The variety of ethnic foods available is impressive, too. It's not all Cajun and Creole. Consider the Bananas Foster Pain Perdu at Commander's Palace's Jazz Sunday Brunch and, later, a shrimp po-boy at numerous acclaimed local spots in NOLA. You also have nationally prominent chefs creatively cooking there including Susan Spicer, Emeril and E.J. Lagasse, Nina Compton and Donald Link. The mid-range hotel (operated by a large, multi-brand hotel group) I stayed in had a restaurant. I had no expectations food-wise, but this is New Orleans and the breakfasts I enjoyed there merit praise. Consider crawfish beignets ... only in New Orleans.


Pechanga Resort Casino Executive Chef Duane Owen is being interviewed by Andy Harris and co-host Chef Andrew Gruel of the SoCal Restaurant Show during a remote broadcast. Photo courtesy of Andy Harris
Pechanga Resort Casino Executive Chef Duane Owen is being interviewed by Andy Harris and co-host Chef Andrew Gruel of the SoCal Restaurant Show during a remote broadcast. Photo courtesy of Andy Harris

Panoringan: What is the most challenging thing about live radio?


Harris: My biggest challenge in live radio is making sure the guest is comfortable so they can easily share the information they are there to impart to our large listening audience. You also need to be prepared to take the conversation wherever it goes and not be overly rehearsed.

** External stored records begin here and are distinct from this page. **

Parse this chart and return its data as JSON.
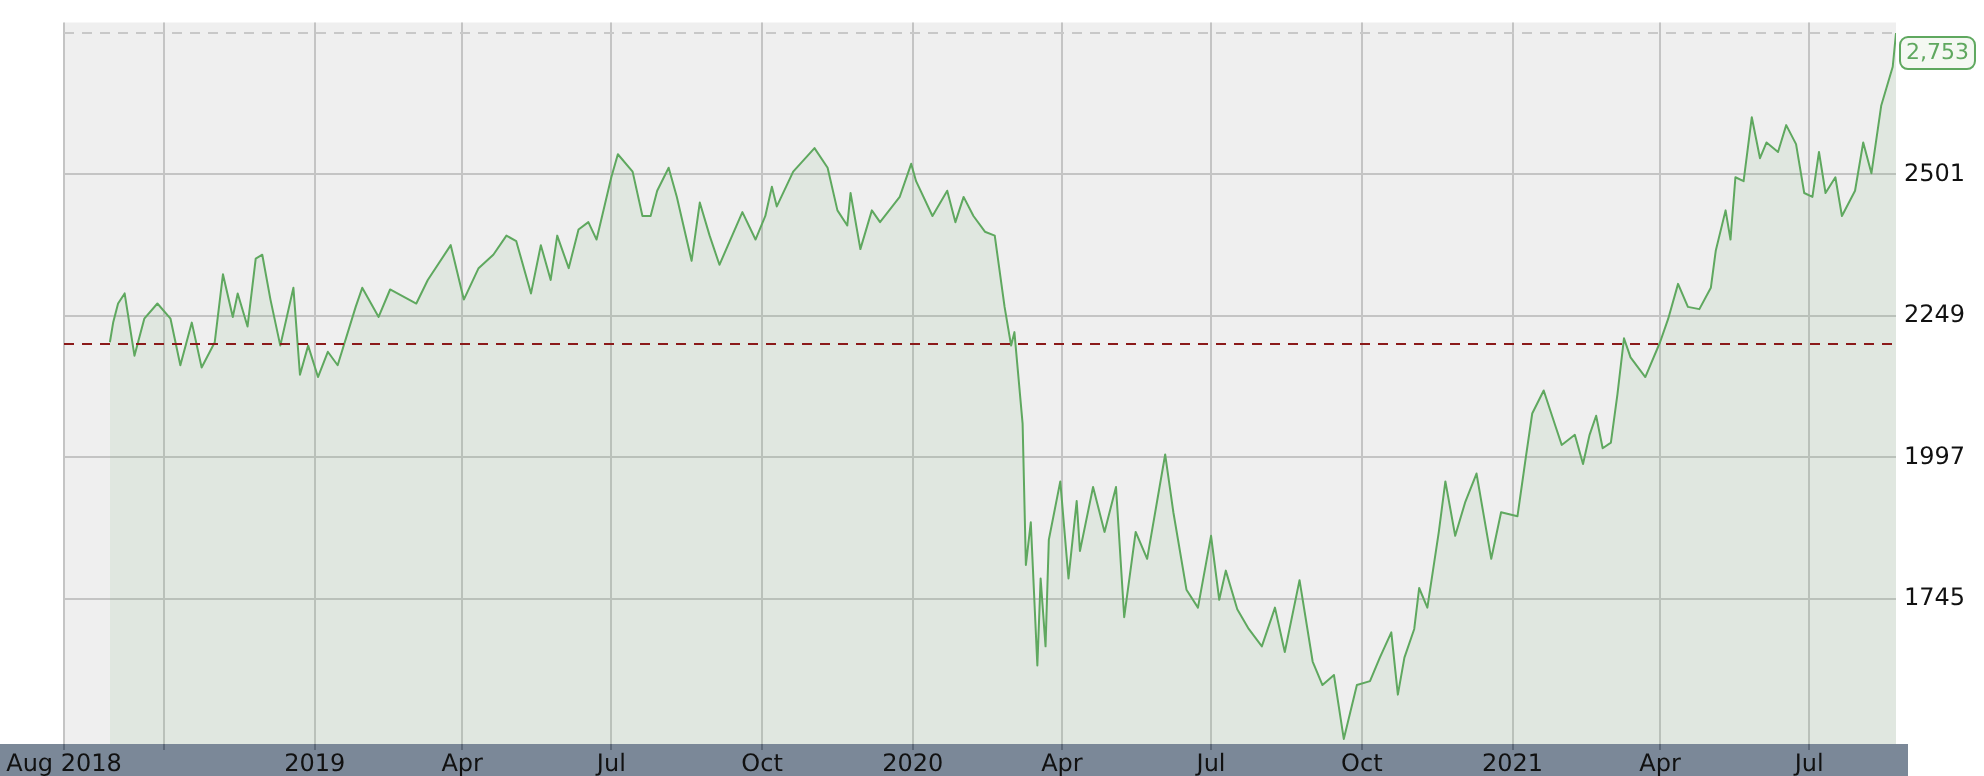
{
  "chart_data": {
    "type": "area",
    "color": "#5fa85f",
    "x": [
      "2018-08-29",
      "2018-08-31",
      "2018-09-03",
      "2018-09-07",
      "2018-09-13",
      "2018-09-19",
      "2018-09-27",
      "2018-10-05",
      "2018-10-11",
      "2018-10-18",
      "2018-10-24",
      "2018-11-01",
      "2018-11-06",
      "2018-11-12",
      "2018-11-15",
      "2018-11-21",
      "2018-11-26",
      "2018-11-30",
      "2018-12-05",
      "2018-12-11",
      "2018-12-19",
      "2018-12-23",
      "2018-12-28",
      "2019-01-03",
      "2019-01-09",
      "2019-01-15",
      "2019-01-26",
      "2019-01-30",
      "2019-02-09",
      "2019-02-16",
      "2019-03-04",
      "2019-03-11",
      "2019-03-25",
      "2019-04-02",
      "2019-04-11",
      "2019-04-20",
      "2019-04-28",
      "2019-05-04",
      "2019-05-13",
      "2019-05-19",
      "2019-05-25",
      "2019-05-29",
      "2019-06-05",
      "2019-06-11",
      "2019-06-17",
      "2019-06-22",
      "2019-07-01",
      "2019-07-05",
      "2019-07-14",
      "2019-07-20",
      "2019-07-25",
      "2019-07-29",
      "2019-08-05",
      "2019-08-10",
      "2019-08-19",
      "2019-08-24",
      "2019-08-30",
      "2019-09-05",
      "2019-09-19",
      "2019-09-27",
      "2019-10-03",
      "2019-10-07",
      "2019-10-10",
      "2019-10-20",
      "2019-11-02",
      "2019-11-10",
      "2019-11-16",
      "2019-11-22",
      "2019-11-24",
      "2019-11-30",
      "2019-12-07",
      "2019-12-12",
      "2019-12-24",
      "2019-12-31",
      "2020-01-03",
      "2020-01-13",
      "2020-01-22",
      "2020-01-27",
      "2020-02-01",
      "2020-02-07",
      "2020-02-14",
      "2020-02-20",
      "2020-02-26",
      "2020-03-01",
      "2020-03-03",
      "2020-03-08",
      "2020-03-10",
      "2020-03-13",
      "2020-03-17",
      "2020-03-19",
      "2020-03-22",
      "2020-03-24",
      "2020-03-31",
      "2020-04-05",
      "2020-04-10",
      "2020-04-12",
      "2020-04-20",
      "2020-04-27",
      "2020-05-04",
      "2020-05-09",
      "2020-05-16",
      "2020-05-23",
      "2020-06-03",
      "2020-06-08",
      "2020-06-16",
      "2020-06-23",
      "2020-07-01",
      "2020-07-06",
      "2020-07-10",
      "2020-07-17",
      "2020-07-24",
      "2020-08-01",
      "2020-08-09",
      "2020-08-15",
      "2020-08-24",
      "2020-09-01",
      "2020-09-07",
      "2020-09-14",
      "2020-09-20",
      "2020-09-28",
      "2020-10-06",
      "2020-10-12",
      "2020-10-19",
      "2020-10-23",
      "2020-10-27",
      "2020-11-02",
      "2020-11-05",
      "2020-11-10",
      "2020-11-17",
      "2020-11-21",
      "2020-11-27",
      "2020-12-03",
      "2020-12-10",
      "2020-12-19",
      "2020-12-25",
      "2021-01-04",
      "2021-01-09",
      "2021-01-13",
      "2021-01-20",
      "2021-01-27",
      "2021-01-31",
      "2021-02-08",
      "2021-02-13",
      "2021-02-17",
      "2021-02-21",
      "2021-02-25",
      "2021-03-02",
      "2021-03-06",
      "2021-03-10",
      "2021-03-14",
      "2021-03-23",
      "2021-04-01",
      "2021-04-06",
      "2021-04-12",
      "2021-04-18",
      "2021-04-25",
      "2021-05-02",
      "2021-05-05",
      "2021-05-11",
      "2021-05-14",
      "2021-05-17",
      "2021-05-22",
      "2021-05-27",
      "2021-06-01",
      "2021-06-05",
      "2021-06-12",
      "2021-06-17",
      "2021-06-23",
      "2021-06-28",
      "2021-07-03",
      "2021-07-07",
      "2021-07-11",
      "2021-07-17",
      "2021-07-21",
      "2021-07-29",
      "2021-08-03",
      "2021-08-08",
      "2021-08-14",
      "2021-08-21",
      "2021-08-23"
    ],
    "values": [
      2202,
      2237,
      2271,
      2289,
      2178,
      2244,
      2271,
      2244,
      2161,
      2237,
      2157,
      2202,
      2323,
      2247,
      2289,
      2230,
      2351,
      2358,
      2278,
      2196,
      2299,
      2144,
      2196,
      2140,
      2185,
      2161,
      2265,
      2299,
      2247,
      2296,
      2271,
      2313,
      2375,
      2278,
      2334,
      2358,
      2392,
      2382,
      2289,
      2375,
      2313,
      2392,
      2334,
      2403,
      2416,
      2385,
      2496,
      2537,
      2506,
      2427,
      2427,
      2472,
      2513,
      2461,
      2347,
      2451,
      2392,
      2340,
      2434,
      2385,
      2427,
      2479,
      2444,
      2506,
      2548,
      2513,
      2437,
      2410,
      2468,
      2368,
      2437,
      2416,
      2461,
      2520,
      2489,
      2427,
      2472,
      2416,
      2461,
      2427,
      2399,
      2392,
      2265,
      2196,
      2220,
      2057,
      1805,
      1881,
      1626,
      1781,
      1660,
      1850,
      1954,
      1781,
      1919,
      1830,
      1944,
      1864,
      1944,
      1712,
      1864,
      1816,
      2002,
      1899,
      1761,
      1729,
      1857,
      1743,
      1795,
      1726,
      1691,
      1660,
      1729,
      1650,
      1778,
      1633,
      1591,
      1609,
      1495,
      1591,
      1598,
      1640,
      1685,
      1574,
      1640,
      1691,
      1764,
      1729,
      1864,
      1954,
      1857,
      1916,
      1968,
      1816,
      1899,
      1892,
      1995,
      2075,
      2116,
      2054,
      2019,
      2037,
      1985,
      2037,
      2071,
      2013,
      2023,
      2109,
      2209,
      2175,
      2140,
      2202,
      2244,
      2306,
      2265,
      2261,
      2299,
      2365,
      2437,
      2385,
      2496,
      2489,
      2603,
      2530,
      2558,
      2541,
      2589,
      2555,
      2468,
      2461,
      2541,
      2468,
      2496,
      2427,
      2472,
      2558,
      2503,
      2624,
      2693,
      2753
    ],
    "xlim": [
      "2018-08-01",
      "2021-08-23"
    ],
    "xticks": [
      {
        "value": "2018-08-01",
        "label": "Aug 2018"
      },
      {
        "value": "2018-10-01",
        "label": null
      },
      {
        "value": "2019-01-01",
        "label": "2019"
      },
      {
        "value": "2019-04-01",
        "label": "Apr"
      },
      {
        "value": "2019-07-01",
        "label": "Jul"
      },
      {
        "value": "2019-10-01",
        "label": "Oct"
      },
      {
        "value": "2020-01-01",
        "label": "2020"
      },
      {
        "value": "2020-04-01",
        "label": "Apr"
      },
      {
        "value": "2020-07-01",
        "label": "Jul"
      },
      {
        "value": "2020-10-01",
        "label": "Oct"
      },
      {
        "value": "2021-01-01",
        "label": "2021"
      },
      {
        "value": "2021-04-01",
        "label": "Apr"
      },
      {
        "value": "2021-07-01",
        "label": "Jul"
      }
    ],
    "ylim": [
      1486,
      2772
    ],
    "yticks": [
      1745,
      1997,
      2249,
      2501
    ],
    "grid": true,
    "ref_lines": [
      {
        "axis": "y",
        "value": 2199,
        "color": "#8b1a1a",
        "line_style": "dashed"
      },
      {
        "axis": "y",
        "value": 2753,
        "label": "2,753",
        "color": "#c8c8c8",
        "line_style": "dashed"
      }
    ]
  }
}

It's just a conversation. To me, live TV reading off a prompter is much more nerve-racking.


Panoringan: Any closing thoughts?


Harris: To the followers of Culture OC, please, please support local restaurants. Dine out as often as you can. Independent, locally-owned restaurants are the backbone of small business and a robust economy. The restaurant business is being squeezed on all sides. It's not an easy life to begin with. 

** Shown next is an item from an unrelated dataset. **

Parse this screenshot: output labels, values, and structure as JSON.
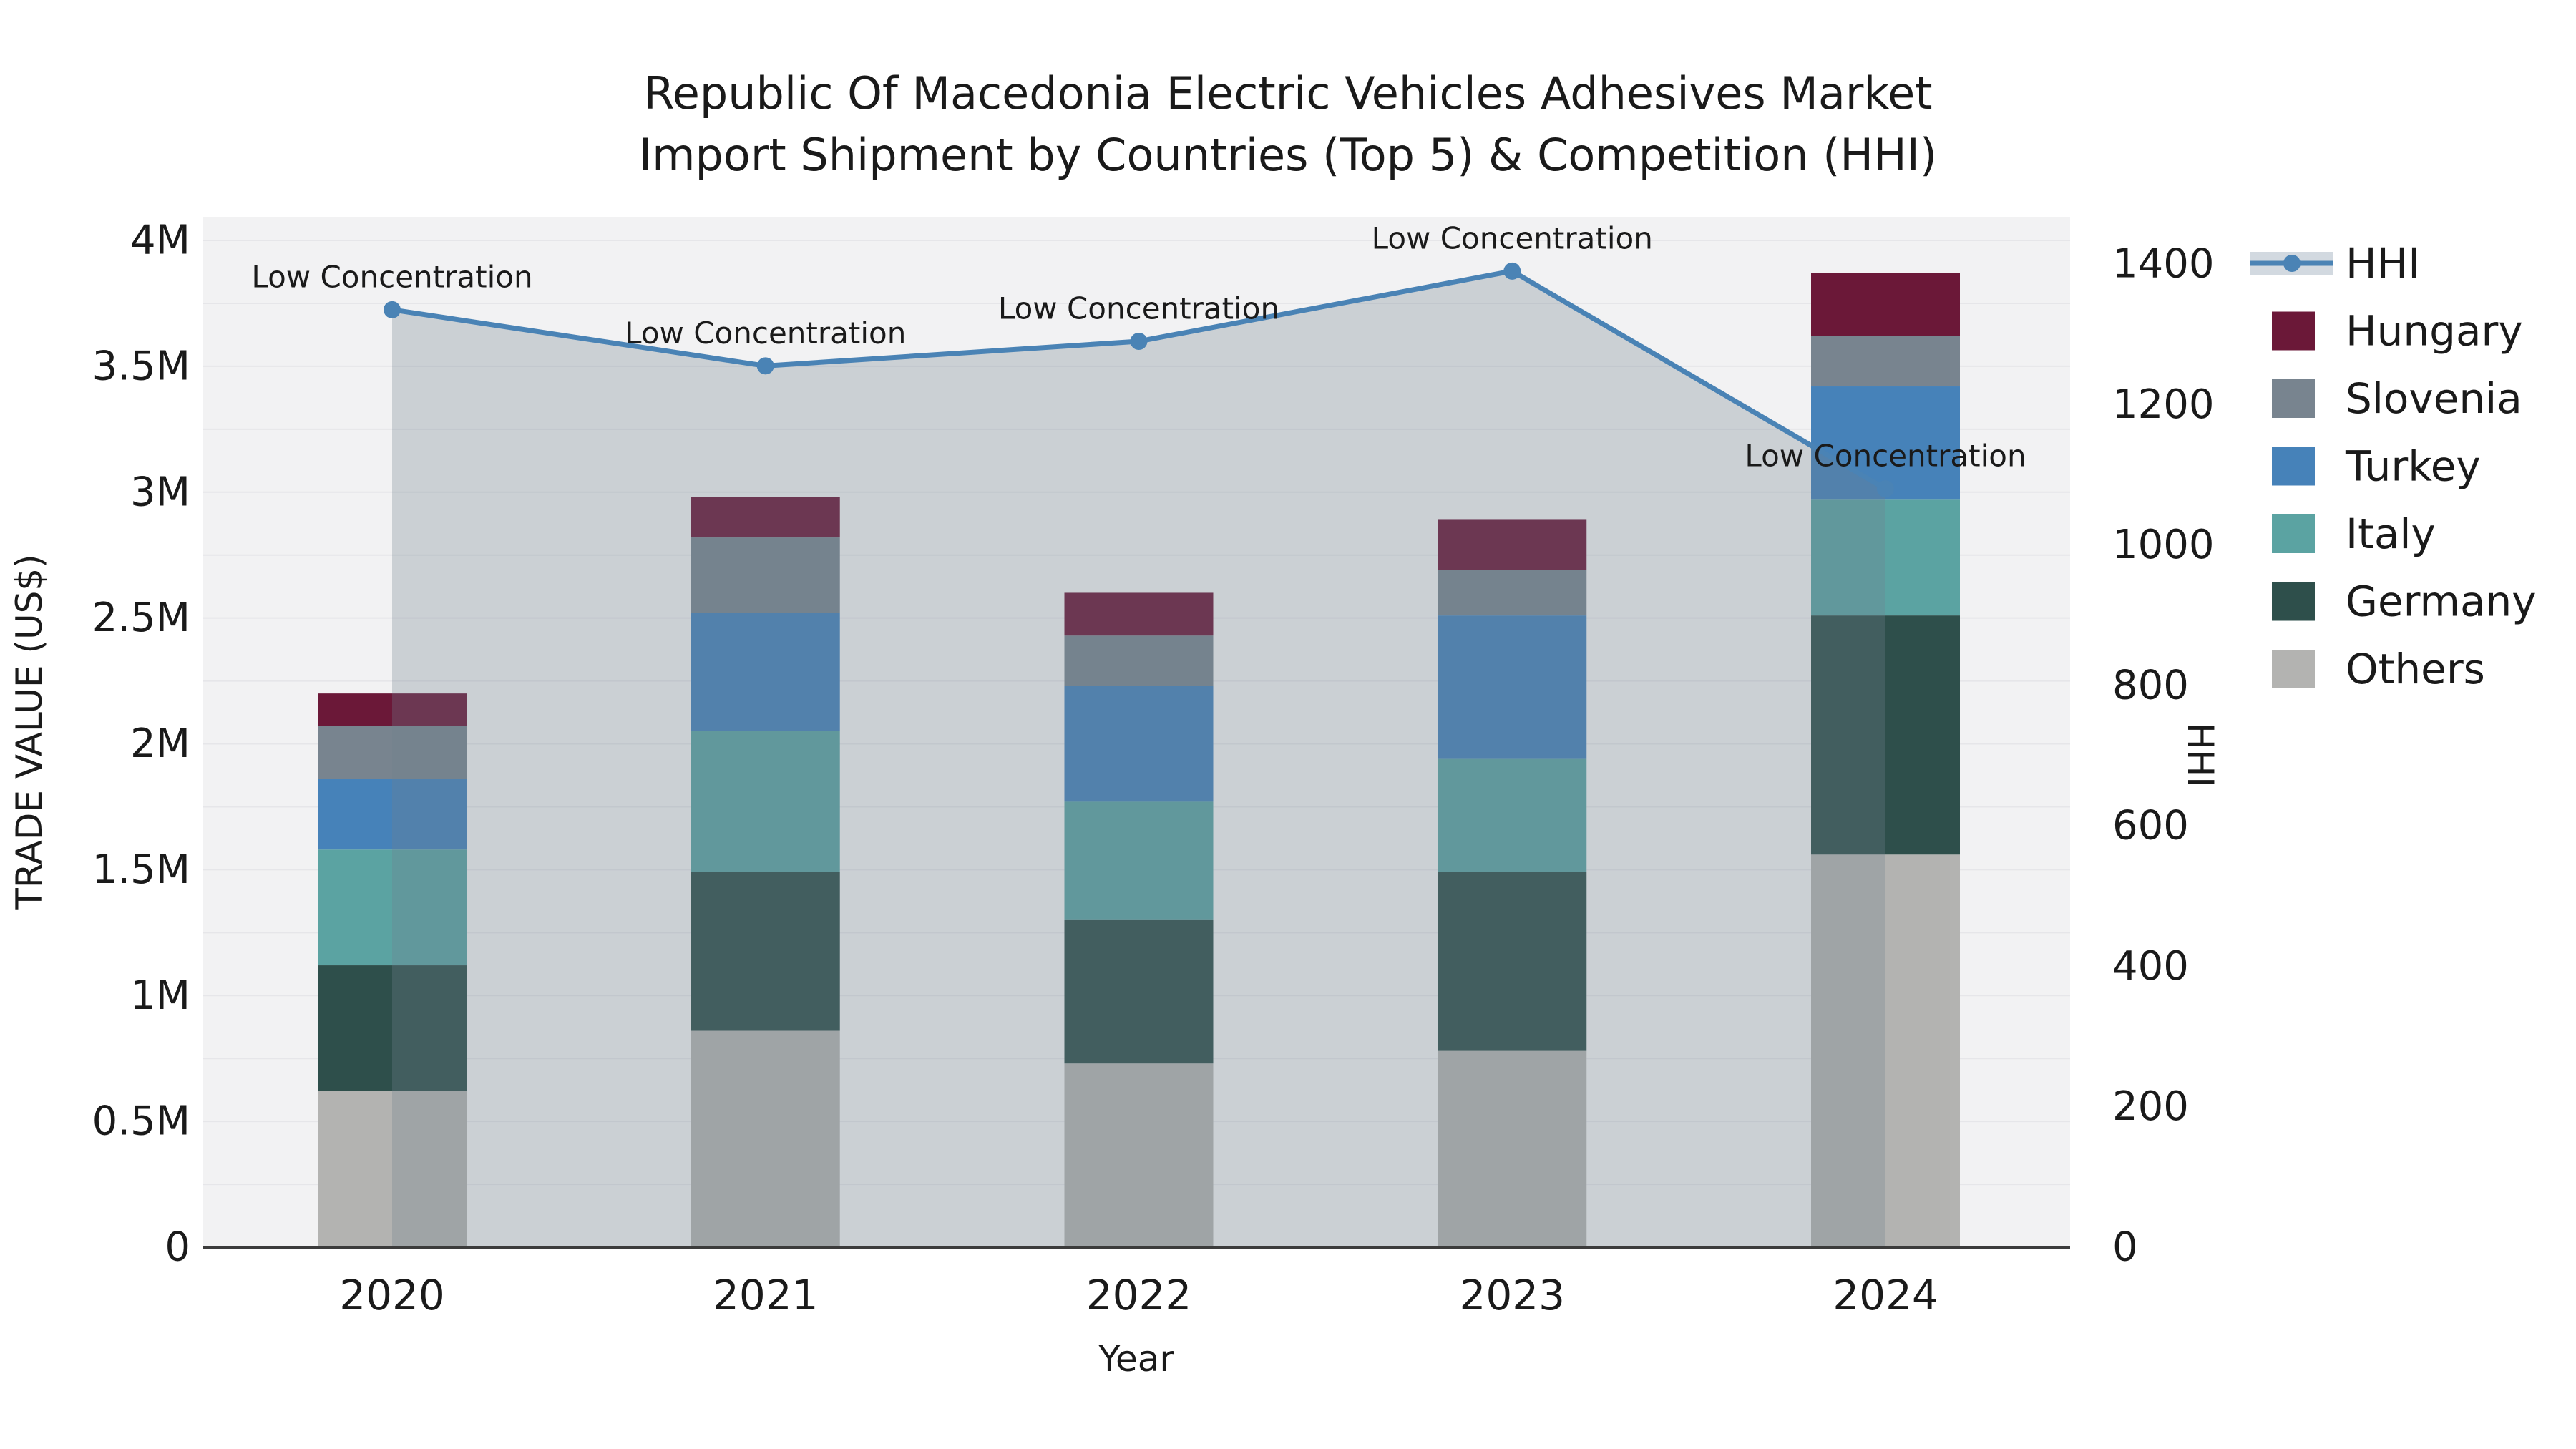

Chefs and restaurateurs are always at the front of the line donating their services (feeding people) when there is need. With the devastating Palisades and Pasadena/Altadena fires, chefs and restaurateurs lost their homes and businesses. Their hard-working employees are out of work. They merit our encouragement.


The "SoCal Restaurant Show" airs live every Saturday morning from 10 a.m. to noon on AM 830 KLAA, the home of Angels Baseball.